EXPOSE DU LITIGE ET PROCEDURE
L'immeuble situé au [Adresse 3] à [Localité 1], soumis au statut de la copropriété depuis septembre 1998, comprend différents lots à usage d'habitation appartenant à des particuliers, ainsi qu'un local commercial, situé au rez-de chaussée, dont la société civile immobilière (SCI) Cameron est propriétaire depuis 2001.

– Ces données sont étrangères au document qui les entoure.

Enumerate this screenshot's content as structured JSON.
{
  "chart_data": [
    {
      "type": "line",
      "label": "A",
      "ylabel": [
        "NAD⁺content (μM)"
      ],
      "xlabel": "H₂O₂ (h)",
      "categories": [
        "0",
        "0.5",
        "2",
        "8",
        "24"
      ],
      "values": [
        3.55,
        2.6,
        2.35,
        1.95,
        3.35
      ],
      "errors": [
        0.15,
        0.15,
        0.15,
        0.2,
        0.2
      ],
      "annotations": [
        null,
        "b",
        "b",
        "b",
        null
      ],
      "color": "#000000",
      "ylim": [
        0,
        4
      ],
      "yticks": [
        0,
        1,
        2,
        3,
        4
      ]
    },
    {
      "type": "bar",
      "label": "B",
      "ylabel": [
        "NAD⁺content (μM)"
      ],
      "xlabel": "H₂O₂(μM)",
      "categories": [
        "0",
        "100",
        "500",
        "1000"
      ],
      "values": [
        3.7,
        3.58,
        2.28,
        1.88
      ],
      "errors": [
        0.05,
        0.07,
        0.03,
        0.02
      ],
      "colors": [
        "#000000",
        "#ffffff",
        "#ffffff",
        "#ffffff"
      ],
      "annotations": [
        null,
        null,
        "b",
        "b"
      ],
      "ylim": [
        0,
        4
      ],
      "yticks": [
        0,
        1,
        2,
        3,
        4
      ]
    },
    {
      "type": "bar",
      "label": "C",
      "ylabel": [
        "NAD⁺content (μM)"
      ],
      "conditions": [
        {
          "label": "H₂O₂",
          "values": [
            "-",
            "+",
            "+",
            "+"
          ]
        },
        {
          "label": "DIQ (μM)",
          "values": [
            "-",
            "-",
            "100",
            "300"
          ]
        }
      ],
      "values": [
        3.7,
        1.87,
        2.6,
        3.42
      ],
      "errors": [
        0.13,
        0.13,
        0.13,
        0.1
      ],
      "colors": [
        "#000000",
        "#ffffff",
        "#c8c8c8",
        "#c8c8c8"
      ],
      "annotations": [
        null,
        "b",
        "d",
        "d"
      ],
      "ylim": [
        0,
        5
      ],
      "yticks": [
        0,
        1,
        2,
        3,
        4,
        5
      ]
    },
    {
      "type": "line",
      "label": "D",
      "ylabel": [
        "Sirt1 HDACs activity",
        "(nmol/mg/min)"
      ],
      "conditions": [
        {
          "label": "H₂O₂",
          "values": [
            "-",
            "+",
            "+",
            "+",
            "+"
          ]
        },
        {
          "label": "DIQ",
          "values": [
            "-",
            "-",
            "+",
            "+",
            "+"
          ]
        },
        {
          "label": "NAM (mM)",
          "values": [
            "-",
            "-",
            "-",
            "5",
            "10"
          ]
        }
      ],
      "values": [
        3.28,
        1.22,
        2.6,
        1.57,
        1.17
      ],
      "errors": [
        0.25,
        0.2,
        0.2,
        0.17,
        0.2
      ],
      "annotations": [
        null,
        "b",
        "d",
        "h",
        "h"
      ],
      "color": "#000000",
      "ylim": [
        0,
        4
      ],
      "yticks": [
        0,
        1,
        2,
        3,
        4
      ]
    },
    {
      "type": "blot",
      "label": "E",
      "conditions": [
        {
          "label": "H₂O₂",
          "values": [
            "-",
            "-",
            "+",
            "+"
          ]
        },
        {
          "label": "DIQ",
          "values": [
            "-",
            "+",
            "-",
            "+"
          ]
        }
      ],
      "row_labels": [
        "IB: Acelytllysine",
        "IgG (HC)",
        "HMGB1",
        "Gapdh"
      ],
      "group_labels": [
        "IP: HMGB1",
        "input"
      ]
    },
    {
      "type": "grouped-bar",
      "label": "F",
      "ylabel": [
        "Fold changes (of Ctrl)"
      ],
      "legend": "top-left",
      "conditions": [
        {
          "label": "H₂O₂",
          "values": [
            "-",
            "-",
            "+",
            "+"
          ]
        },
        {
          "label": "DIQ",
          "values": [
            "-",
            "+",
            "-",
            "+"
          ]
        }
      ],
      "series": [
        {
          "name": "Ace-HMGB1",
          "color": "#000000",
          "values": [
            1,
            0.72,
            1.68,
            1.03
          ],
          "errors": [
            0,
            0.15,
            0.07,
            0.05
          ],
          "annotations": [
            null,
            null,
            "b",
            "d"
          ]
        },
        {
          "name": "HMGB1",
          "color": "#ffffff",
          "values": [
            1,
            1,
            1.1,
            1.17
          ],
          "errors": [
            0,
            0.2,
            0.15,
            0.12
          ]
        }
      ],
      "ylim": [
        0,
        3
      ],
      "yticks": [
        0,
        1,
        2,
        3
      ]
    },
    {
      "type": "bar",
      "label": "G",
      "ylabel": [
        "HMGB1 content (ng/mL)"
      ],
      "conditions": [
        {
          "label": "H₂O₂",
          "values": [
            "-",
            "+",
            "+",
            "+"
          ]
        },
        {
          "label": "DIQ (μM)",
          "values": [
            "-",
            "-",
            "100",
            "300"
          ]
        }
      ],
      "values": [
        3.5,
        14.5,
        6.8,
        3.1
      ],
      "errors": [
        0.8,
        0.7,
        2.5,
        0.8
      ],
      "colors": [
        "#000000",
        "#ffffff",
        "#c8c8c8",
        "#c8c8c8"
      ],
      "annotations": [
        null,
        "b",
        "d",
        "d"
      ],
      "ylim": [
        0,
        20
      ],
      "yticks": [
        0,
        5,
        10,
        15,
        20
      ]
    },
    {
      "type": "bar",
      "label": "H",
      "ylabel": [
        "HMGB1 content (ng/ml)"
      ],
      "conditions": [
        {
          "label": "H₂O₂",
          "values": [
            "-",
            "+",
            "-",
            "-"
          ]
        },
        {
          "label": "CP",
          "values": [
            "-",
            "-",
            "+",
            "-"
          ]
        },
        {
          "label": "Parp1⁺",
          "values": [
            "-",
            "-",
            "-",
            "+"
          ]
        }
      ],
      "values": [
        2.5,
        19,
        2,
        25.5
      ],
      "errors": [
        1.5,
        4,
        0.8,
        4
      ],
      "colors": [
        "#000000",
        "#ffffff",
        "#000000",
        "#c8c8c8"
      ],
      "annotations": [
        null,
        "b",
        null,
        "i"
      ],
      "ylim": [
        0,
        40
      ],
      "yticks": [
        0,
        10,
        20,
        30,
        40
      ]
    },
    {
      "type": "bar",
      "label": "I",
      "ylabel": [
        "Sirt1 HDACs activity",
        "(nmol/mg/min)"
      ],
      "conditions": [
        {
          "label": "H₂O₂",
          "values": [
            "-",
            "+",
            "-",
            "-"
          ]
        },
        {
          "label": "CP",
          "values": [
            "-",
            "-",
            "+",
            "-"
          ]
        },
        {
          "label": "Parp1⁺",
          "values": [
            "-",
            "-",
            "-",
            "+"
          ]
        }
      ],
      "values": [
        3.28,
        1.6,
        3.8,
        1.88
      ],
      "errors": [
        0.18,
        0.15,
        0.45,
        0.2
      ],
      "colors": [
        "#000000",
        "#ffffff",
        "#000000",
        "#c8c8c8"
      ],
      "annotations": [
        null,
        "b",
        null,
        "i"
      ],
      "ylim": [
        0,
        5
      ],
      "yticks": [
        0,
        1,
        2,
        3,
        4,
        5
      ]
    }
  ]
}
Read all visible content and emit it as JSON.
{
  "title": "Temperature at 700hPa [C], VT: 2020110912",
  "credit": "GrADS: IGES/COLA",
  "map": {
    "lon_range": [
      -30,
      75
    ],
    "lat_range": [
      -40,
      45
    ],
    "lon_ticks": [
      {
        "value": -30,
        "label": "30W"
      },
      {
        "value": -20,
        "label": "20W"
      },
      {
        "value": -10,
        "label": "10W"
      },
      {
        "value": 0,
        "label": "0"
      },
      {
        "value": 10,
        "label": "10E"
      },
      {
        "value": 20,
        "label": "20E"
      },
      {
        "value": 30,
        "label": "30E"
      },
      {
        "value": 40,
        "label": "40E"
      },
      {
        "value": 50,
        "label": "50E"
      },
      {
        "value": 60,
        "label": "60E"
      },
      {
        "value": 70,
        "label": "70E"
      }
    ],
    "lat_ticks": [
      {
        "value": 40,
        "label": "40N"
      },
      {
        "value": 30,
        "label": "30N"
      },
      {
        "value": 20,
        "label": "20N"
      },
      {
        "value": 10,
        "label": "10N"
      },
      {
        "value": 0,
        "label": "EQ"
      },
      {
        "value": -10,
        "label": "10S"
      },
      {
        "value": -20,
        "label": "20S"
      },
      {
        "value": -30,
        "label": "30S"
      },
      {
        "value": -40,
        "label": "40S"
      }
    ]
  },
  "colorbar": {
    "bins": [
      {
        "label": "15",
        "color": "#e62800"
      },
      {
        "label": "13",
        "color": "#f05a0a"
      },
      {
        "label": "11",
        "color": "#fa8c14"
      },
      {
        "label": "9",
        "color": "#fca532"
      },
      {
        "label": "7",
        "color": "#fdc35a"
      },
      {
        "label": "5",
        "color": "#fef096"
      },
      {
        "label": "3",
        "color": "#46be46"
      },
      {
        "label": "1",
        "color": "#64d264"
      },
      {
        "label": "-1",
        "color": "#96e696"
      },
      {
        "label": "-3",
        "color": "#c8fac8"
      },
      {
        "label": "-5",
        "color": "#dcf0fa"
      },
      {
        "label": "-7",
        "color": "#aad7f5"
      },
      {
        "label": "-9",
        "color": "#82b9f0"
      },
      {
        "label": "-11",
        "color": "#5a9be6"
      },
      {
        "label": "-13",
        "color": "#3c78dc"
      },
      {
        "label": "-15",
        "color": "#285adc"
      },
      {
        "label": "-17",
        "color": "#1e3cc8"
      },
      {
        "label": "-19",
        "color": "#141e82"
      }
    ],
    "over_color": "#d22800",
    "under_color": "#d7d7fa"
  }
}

Les lots 1 et 2 de la SCI Cameron, dont l'entrée s'effectue par les [Adresse 5], sont composés ainsi :
- au rez-de-chaussée, une surface commerciale de 309 m² (y compris petit salon, accès, WC, salle, réserve, local technique),
- au rez-de-chaussée, la jouissance exclusive et privative d'un patio intérieur d'une surface de 130 m² avec droit d'affouillement du sol,
- au premier étage une surface commerciale de 320 m² (y compris dégagement, chambres froides, bureau, dépôts, cuisines, local poubelle, salle),
- au sous-sol une surface de 110 m² (y compris cave à vin, sanitaire, vestiaire, cave brute).

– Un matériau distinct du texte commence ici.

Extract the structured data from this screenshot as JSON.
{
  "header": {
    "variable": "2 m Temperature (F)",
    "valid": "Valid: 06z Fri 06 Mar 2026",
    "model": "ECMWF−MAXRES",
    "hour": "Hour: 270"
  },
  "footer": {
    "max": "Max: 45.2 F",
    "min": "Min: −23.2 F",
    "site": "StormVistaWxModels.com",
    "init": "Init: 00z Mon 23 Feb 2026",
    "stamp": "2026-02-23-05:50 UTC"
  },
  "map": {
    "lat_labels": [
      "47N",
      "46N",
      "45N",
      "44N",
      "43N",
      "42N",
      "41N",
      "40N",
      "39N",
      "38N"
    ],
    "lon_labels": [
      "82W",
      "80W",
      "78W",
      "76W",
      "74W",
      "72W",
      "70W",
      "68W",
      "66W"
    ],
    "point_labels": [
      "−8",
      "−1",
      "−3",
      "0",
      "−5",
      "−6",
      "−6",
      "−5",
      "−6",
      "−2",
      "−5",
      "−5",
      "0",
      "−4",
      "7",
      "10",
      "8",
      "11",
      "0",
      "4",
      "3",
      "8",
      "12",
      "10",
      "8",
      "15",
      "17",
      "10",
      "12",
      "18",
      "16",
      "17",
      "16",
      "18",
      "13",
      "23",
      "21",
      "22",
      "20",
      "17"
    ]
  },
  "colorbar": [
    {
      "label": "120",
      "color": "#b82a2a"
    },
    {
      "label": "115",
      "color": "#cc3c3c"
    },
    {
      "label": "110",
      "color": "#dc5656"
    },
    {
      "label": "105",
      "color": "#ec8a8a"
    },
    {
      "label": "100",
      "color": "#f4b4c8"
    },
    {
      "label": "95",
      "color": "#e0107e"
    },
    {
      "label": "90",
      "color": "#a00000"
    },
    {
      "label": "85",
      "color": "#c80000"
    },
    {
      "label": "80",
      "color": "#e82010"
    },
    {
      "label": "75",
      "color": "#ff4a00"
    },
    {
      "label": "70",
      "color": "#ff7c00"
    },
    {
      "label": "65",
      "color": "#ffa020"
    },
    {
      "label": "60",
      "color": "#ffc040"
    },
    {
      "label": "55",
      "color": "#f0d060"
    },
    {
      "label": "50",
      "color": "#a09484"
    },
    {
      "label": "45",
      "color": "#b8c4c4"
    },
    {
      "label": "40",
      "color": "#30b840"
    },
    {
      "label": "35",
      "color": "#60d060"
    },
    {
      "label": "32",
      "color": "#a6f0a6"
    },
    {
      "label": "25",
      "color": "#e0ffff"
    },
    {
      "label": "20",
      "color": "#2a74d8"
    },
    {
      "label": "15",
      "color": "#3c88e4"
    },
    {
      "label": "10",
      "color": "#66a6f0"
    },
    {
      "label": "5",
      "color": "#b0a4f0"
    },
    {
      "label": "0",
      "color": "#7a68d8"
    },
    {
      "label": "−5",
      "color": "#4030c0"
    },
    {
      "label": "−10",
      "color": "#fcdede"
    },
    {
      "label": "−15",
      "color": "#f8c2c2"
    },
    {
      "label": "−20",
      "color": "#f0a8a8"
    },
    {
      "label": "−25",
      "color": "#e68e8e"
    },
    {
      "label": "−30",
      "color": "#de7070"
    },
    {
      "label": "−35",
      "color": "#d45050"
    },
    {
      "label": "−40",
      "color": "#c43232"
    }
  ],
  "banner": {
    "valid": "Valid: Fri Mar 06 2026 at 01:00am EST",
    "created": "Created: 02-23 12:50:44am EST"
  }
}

À compter du mois d'avril 1998, ce local à usage commercial a été donné à bail et exploité à usage de restaurant, d'abord par la société [Etablissement 2], puis par la société [Etablissement 3].

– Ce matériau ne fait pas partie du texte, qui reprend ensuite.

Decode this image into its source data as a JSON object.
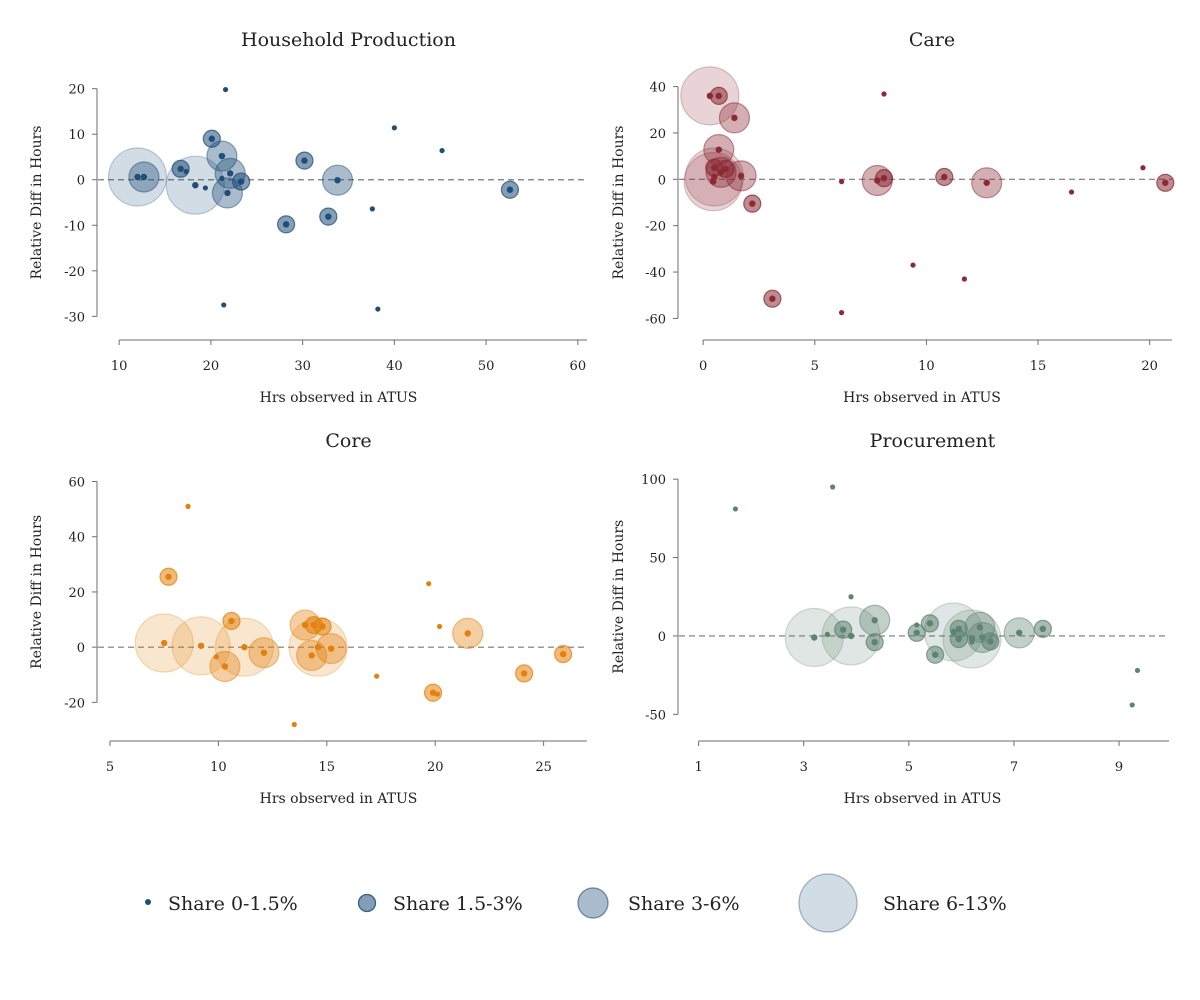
{
  "chart_data": [
    {
      "type": "scatter",
      "title": "Household Production",
      "xlabel": "Hrs observed in ATUS",
      "ylabel": "Relative Diff in Hours",
      "color": "#1f4e79",
      "xlim": [
        9,
        61
      ],
      "ylim": [
        -33,
        23
      ],
      "xticks": [
        10,
        20,
        30,
        40,
        50,
        60
      ],
      "yticks": [
        -30,
        -20,
        -10,
        0,
        10,
        20
      ],
      "reference_line_y": 0,
      "points": [
        {
          "x": 21.6,
          "y": 19.8,
          "size": 0
        },
        {
          "x": 40.0,
          "y": 11.4,
          "size": 0
        },
        {
          "x": 45.2,
          "y": 6.4,
          "size": 0
        },
        {
          "x": 20.1,
          "y": 9.0,
          "size": 1
        },
        {
          "x": 21.2,
          "y": 5.2,
          "size": 2
        },
        {
          "x": 30.2,
          "y": 4.2,
          "size": 1
        },
        {
          "x": 16.7,
          "y": 2.4,
          "size": 1
        },
        {
          "x": 17.3,
          "y": 1.8,
          "size": 0
        },
        {
          "x": 22.1,
          "y": 1.4,
          "size": 2
        },
        {
          "x": 12.0,
          "y": 0.6,
          "size": 3
        },
        {
          "x": 12.7,
          "y": 0.6,
          "size": 2
        },
        {
          "x": 21.2,
          "y": 0.3,
          "size": 0
        },
        {
          "x": 23.3,
          "y": -0.4,
          "size": 1
        },
        {
          "x": 33.8,
          "y": -0.1,
          "size": 2
        },
        {
          "x": 18.3,
          "y": -1.2,
          "size": 3
        },
        {
          "x": 19.4,
          "y": -1.8,
          "size": 0
        },
        {
          "x": 52.6,
          "y": -2.2,
          "size": 1
        },
        {
          "x": 21.8,
          "y": -2.9,
          "size": 2
        },
        {
          "x": 37.6,
          "y": -6.4,
          "size": 0
        },
        {
          "x": 32.8,
          "y": -8.1,
          "size": 1
        },
        {
          "x": 28.2,
          "y": -9.8,
          "size": 1
        },
        {
          "x": 21.4,
          "y": -27.5,
          "size": 0
        },
        {
          "x": 38.2,
          "y": -28.4,
          "size": 0
        }
      ]
    },
    {
      "type": "scatter",
      "title": "Care",
      "xlabel": "Hrs observed in ATUS",
      "ylabel": "Relative Diff in Hours",
      "color": "#8b2a35",
      "xlim": [
        -0.5,
        21
      ],
      "ylim": [
        -65,
        45
      ],
      "xticks": [
        0,
        5,
        10,
        15,
        20
      ],
      "yticks": [
        -60,
        -40,
        -20,
        0,
        20,
        40
      ],
      "reference_line_y": 0,
      "points": [
        {
          "x": 0.3,
          "y": 36.0,
          "size": 3
        },
        {
          "x": 0.7,
          "y": 36.0,
          "size": 1
        },
        {
          "x": 8.1,
          "y": 36.8,
          "size": 0
        },
        {
          "x": 1.4,
          "y": 26.5,
          "size": 2
        },
        {
          "x": 0.7,
          "y": 12.8,
          "size": 2
        },
        {
          "x": 0.5,
          "y": 5.0,
          "size": 1
        },
        {
          "x": 0.8,
          "y": 3.0,
          "size": 2
        },
        {
          "x": 1.0,
          "y": 4.5,
          "size": 1
        },
        {
          "x": 0.5,
          "y": 1.0,
          "size": 3
        },
        {
          "x": 1.7,
          "y": 1.5,
          "size": 2
        },
        {
          "x": 0.45,
          "y": -1.0,
          "size": 3
        },
        {
          "x": 7.8,
          "y": -0.5,
          "size": 2
        },
        {
          "x": 8.1,
          "y": 0.5,
          "size": 1
        },
        {
          "x": 10.8,
          "y": 1.0,
          "size": 1
        },
        {
          "x": 12.7,
          "y": -1.5,
          "size": 2
        },
        {
          "x": 6.2,
          "y": -1.0,
          "size": 0
        },
        {
          "x": 19.7,
          "y": 5.0,
          "size": 0
        },
        {
          "x": 20.7,
          "y": -1.5,
          "size": 1
        },
        {
          "x": 16.5,
          "y": -5.5,
          "size": 0
        },
        {
          "x": 2.2,
          "y": -10.5,
          "size": 1
        },
        {
          "x": 9.4,
          "y": -37.0,
          "size": 0
        },
        {
          "x": 11.7,
          "y": -43.0,
          "size": 0
        },
        {
          "x": 3.1,
          "y": -51.5,
          "size": 1
        },
        {
          "x": 6.2,
          "y": -57.5,
          "size": 0
        }
      ]
    },
    {
      "type": "scatter",
      "title": "Core",
      "xlabel": "Hrs observed in ATUS",
      "ylabel": "Relative Diff in Hours",
      "color": "#e3810f",
      "xlim": [
        5,
        27
      ],
      "ylim": [
        -30,
        62
      ],
      "xticks": [
        5,
        10,
        15,
        20,
        25
      ],
      "yticks": [
        -20,
        0,
        20,
        40,
        60
      ],
      "reference_line_y": 0,
      "points": [
        {
          "x": 8.6,
          "y": 51.0,
          "size": 0
        },
        {
          "x": 7.7,
          "y": 25.5,
          "size": 1
        },
        {
          "x": 19.7,
          "y": 23.0,
          "size": 0
        },
        {
          "x": 10.6,
          "y": 9.5,
          "size": 1
        },
        {
          "x": 20.2,
          "y": 7.5,
          "size": 0
        },
        {
          "x": 14.0,
          "y": 8.0,
          "size": 2
        },
        {
          "x": 14.4,
          "y": 8.0,
          "size": 1
        },
        {
          "x": 14.8,
          "y": 7.5,
          "size": 1
        },
        {
          "x": 21.5,
          "y": 5.0,
          "size": 2
        },
        {
          "x": 7.5,
          "y": 1.5,
          "size": 3
        },
        {
          "x": 9.2,
          "y": 0.5,
          "size": 3
        },
        {
          "x": 11.2,
          "y": 0.0,
          "size": 3
        },
        {
          "x": 14.6,
          "y": 0.0,
          "size": 3
        },
        {
          "x": 15.2,
          "y": -0.5,
          "size": 2
        },
        {
          "x": 12.1,
          "y": -2.0,
          "size": 2
        },
        {
          "x": 14.3,
          "y": -3.0,
          "size": 2
        },
        {
          "x": 9.9,
          "y": -3.5,
          "size": 0
        },
        {
          "x": 10.3,
          "y": -7.0,
          "size": 2
        },
        {
          "x": 25.9,
          "y": -2.5,
          "size": 1
        },
        {
          "x": 24.1,
          "y": -9.5,
          "size": 1
        },
        {
          "x": 17.3,
          "y": -10.5,
          "size": 0
        },
        {
          "x": 19.9,
          "y": -16.5,
          "size": 1
        },
        {
          "x": 20.1,
          "y": -17.0,
          "size": 0
        },
        {
          "x": 13.5,
          "y": -28.0,
          "size": 0
        }
      ]
    },
    {
      "type": "scatter",
      "title": "Procurement",
      "xlabel": "Hrs observed in ATUS",
      "ylabel": "Relative Diff in Hours",
      "color": "#5e8471",
      "xlim": [
        0.95,
        9.95
      ],
      "ylim": [
        -60,
        102
      ],
      "xticks": [
        1,
        3,
        5,
        7,
        9
      ],
      "yticks": [
        -50,
        0,
        50,
        100
      ],
      "reference_line_y": 0,
      "points": [
        {
          "x": 3.55,
          "y": 95.0,
          "size": 0
        },
        {
          "x": 1.7,
          "y": 81.0,
          "size": 0
        },
        {
          "x": 3.9,
          "y": 25.0,
          "size": 0
        },
        {
          "x": 4.35,
          "y": 10.0,
          "size": 2
        },
        {
          "x": 5.4,
          "y": 8.0,
          "size": 1
        },
        {
          "x": 5.15,
          "y": 7.0,
          "size": 0
        },
        {
          "x": 6.35,
          "y": 5.5,
          "size": 2
        },
        {
          "x": 5.95,
          "y": 4.5,
          "size": 1
        },
        {
          "x": 3.75,
          "y": 4.0,
          "size": 1
        },
        {
          "x": 7.55,
          "y": 4.5,
          "size": 1
        },
        {
          "x": 5.85,
          "y": 2.5,
          "size": 3
        },
        {
          "x": 7.1,
          "y": 2.0,
          "size": 2
        },
        {
          "x": 5.15,
          "y": 2.0,
          "size": 1
        },
        {
          "x": 3.2,
          "y": -1.0,
          "size": 3
        },
        {
          "x": 3.45,
          "y": 1.0,
          "size": 0
        },
        {
          "x": 3.9,
          "y": 0.0,
          "size": 3
        },
        {
          "x": 6.4,
          "y": -1.0,
          "size": 2
        },
        {
          "x": 6.2,
          "y": -2.0,
          "size": 3
        },
        {
          "x": 5.95,
          "y": -2.0,
          "size": 1
        },
        {
          "x": 6.55,
          "y": -3.5,
          "size": 1
        },
        {
          "x": 4.35,
          "y": -4.0,
          "size": 1
        },
        {
          "x": 6.2,
          "y": -4.0,
          "size": 0
        },
        {
          "x": 5.5,
          "y": -12.0,
          "size": 1
        },
        {
          "x": 9.35,
          "y": -22.0,
          "size": 0
        },
        {
          "x": 9.25,
          "y": -44.0,
          "size": 0
        }
      ]
    }
  ],
  "legend": {
    "color": "#1f4e79",
    "items": [
      {
        "label": "Share 0-1.5%",
        "size": 0
      },
      {
        "label": "Share 1.5-3%",
        "size": 1
      },
      {
        "label": "Share 3-6%",
        "size": 2
      },
      {
        "label": "Share 6-13%",
        "size": 3
      }
    ]
  }
}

Suivant acte authentique du 20 octobre 2017, la société [Etablissement 3] a cédé son fonds de commerce à la société par actions simplifiées (SAS) [Etablissement 1] Café [Localité 1]. Un avenant au bail a été conclu le 27 octobre 2017 entre la SCI Cameron et la nouvelle société preneur.
La société [Etablissement 1] Café [Localité 1], qui entendait exploiter un bar à bières dans les lieux loués, a obtenu une autorisation de réaliser des travaux portant sur une véranda installée dans le patio de l'immeuble, suite à une assemblée générale extraordinaire des copropriétaires du 5 octobre 2017.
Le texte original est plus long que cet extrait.